The Mirror (The Lost Bride Trilogy #2)

Page 130



“In your father’s sketches, he had ones of him and Collin, as boys, exchanging toy cars. But that’s not the same. They were in different places, but the same time. You were in the same place, but different times.”

“If I could bring this back, doesn’t it mean I could bring something else back?”

“Like the rings.”

“Yes, yes! Like the rings. Somehow get them from her, or get there before she takes them. I don’t know. But I think I felt compelled to try to pick this up off the floor because I needed to see I could. I had to go through at that time so I could see what happened.”

“We know why Patricia closed the manor, refused to go back into it.”

“The thing is, Dobbs didn’t see me. She did before, even spoke to me when Marianne died. Knocked me on my ass when I tried to get to Lisbeth in the ballroom.”

“More than that. Yeah, you were awake when you went through with Owen, but you hadn’t been. And every other time, you haven’t been aware.”

Puzzling it out brought a light throb to her temple. Rubbing at it, Sonya puzzled more. “So maybe deliberate—awake, aware the whole time. I don’t know. It’s a lot to think about. But I have this.”

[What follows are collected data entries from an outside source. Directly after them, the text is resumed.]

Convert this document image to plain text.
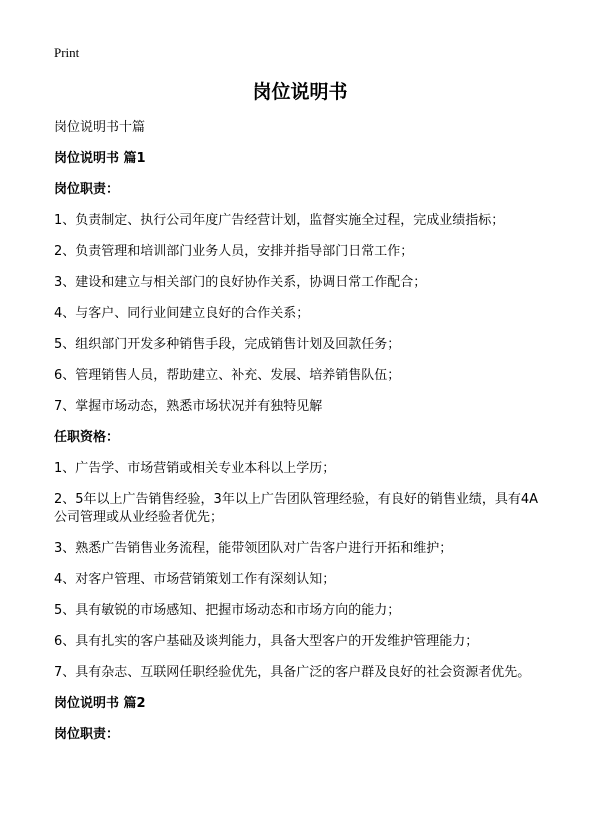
Print
岗位说明书
岗位说明书十篇
岗位说明书 篇1
岗位职责：
1、负责制定、执行公司年度广告经营计划，监督实施全过程，完成业绩指标；
2、负责管理和培训部门业务人员，安排并指导部门日常工作；
3、建设和建立与相关部门的良好协作关系，协调日常工作配合；
4、与客户、同行业间建立良好的合作关系；
5、组织部门开发多种销售手段，完成销售计划及回款任务；
6、管理销售人员，帮助建立、补充、发展、培养销售队伍；
7、掌握市场动态，熟悉市场状况并有独特见解
任职资格：
1、广告学、市场营销或相关专业本科以上学历；
2、5年以上广告销售经验，3年以上广告团队管理经验，有良好的销售业绩，具有4A公司管理或从业经验者优先；
3、熟悉广告销售业务流程，能带领团队对广告客户进行开拓和维护；
4、对客户管理、市场营销策划工作有深刻认知；
5、具有敏锐的市场感知、把握市场动态和市场方向的能力；
6、具有扎实的客户基础及谈判能力，具备大型客户的开发维护管理能力；
7、具有杂志、互联网任职经验优先，具备广泛的客户群及良好的社会资源者优先。
岗位说明书 篇2
岗位职责：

She looked down at the compact, ran her hand over the raised design in the gold. “And we know Dobbs scared off Patricia from moving into the manor. From having her wedding reception here, from being mistress of the manor.”

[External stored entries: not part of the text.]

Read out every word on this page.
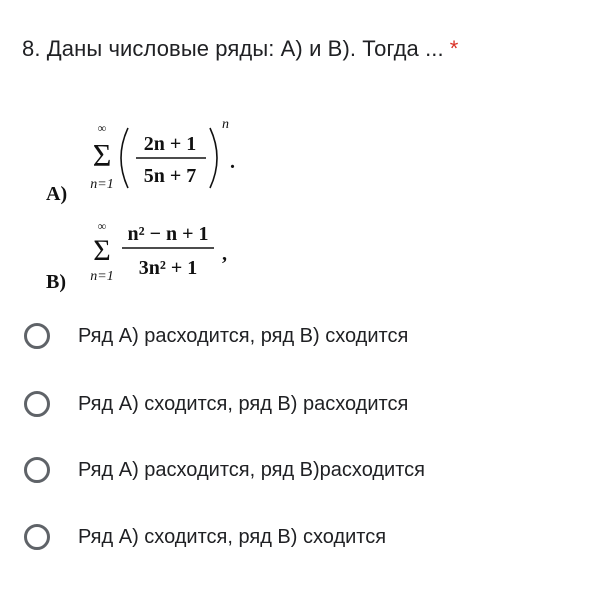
8. Даны числовые ряды: А) и В). Тогда ... *
∞
Σ
n=1
А)
2n + 1
5n + 7
n
.
∞
Σ
n=1
В)
n² − n + 1
3n² + 1
,
Ряд А) расходится, ряд В) сходится
Ряд А) сходится, ряд В) расходится
Ряд А) расходится, ряд В)расходится
Ряд А) сходится, ряд В) сходится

She turned the compact so the sunlight caught the gold and the raised Art Deco design on the top. “It is beautiful. I’m taking it with me when I go to see Gretta Poole. I’m going to call the memory center and make arrangements.”

“I’m going with you. I’m not taking no this time,” Cleo insisted. “I really don’t think you should make the trip alone. Look, I doubt they’ll give you much time with her. If it’s an hour, I’ll be surprised. Yoda and Pye will be fine while we’re gone.”

“Okay, all right, I just hate taking you away from your work when you’re close to finishing.”

“I’m going to be done in a day or two, ahead of deadline, so taking a morning or afternoon off is fine. And I hope it’s afternoon.”

“I’ll go up and call now. And you need your coffee.”

“All this gave me a wake-up jolt that beats the hell out of coffee. But I still want it. Oh! Look!”

Cleo pointed out to sea where a whale sounded.

“That’s never going to be aSo whatfor me. And I’m taking it as a sign,” Sonya decided. “A good omen.”

“Now you sound like me.”

After its strange start, the rest of the day ran smooth. So smoothly, Sonya worked past her usual hour, and only surfaced when Yoda raced downstairs barking his greeting.

“I was going to change.” But the clock told her she’d missed that opportunity. “Oh well.”

She saved her work, shut down.

Clover played “It’s Raining Men,” and made her laugh.

“Fun, but it should be only two of them.”

As she went down, it occurred to her she hadn’t heard anyone come in. Since Yoda didn’t sit, wagging, by the front door, she assumed Trey or Owen or both of them went around back for the dogs.

She found Cleo in the kitchen. “You’re already cooking. I got caught up.”

“Under control. Main’s in the oven, and I’m going to mash these potatoes, do some peas—but not the mushy kind. I let Yoda and Pye out because I saw Mookie there. Trey didn’t come in?”

“Not yet.” Curious, she walked to the door herself. When she opened it, she squealed and ran out.

“What? What is it?” Cleo followed after her.

“Yoda’s house!”

She watched Trey and Owen, and the ever-obliging John Dee, muscle it around the corner.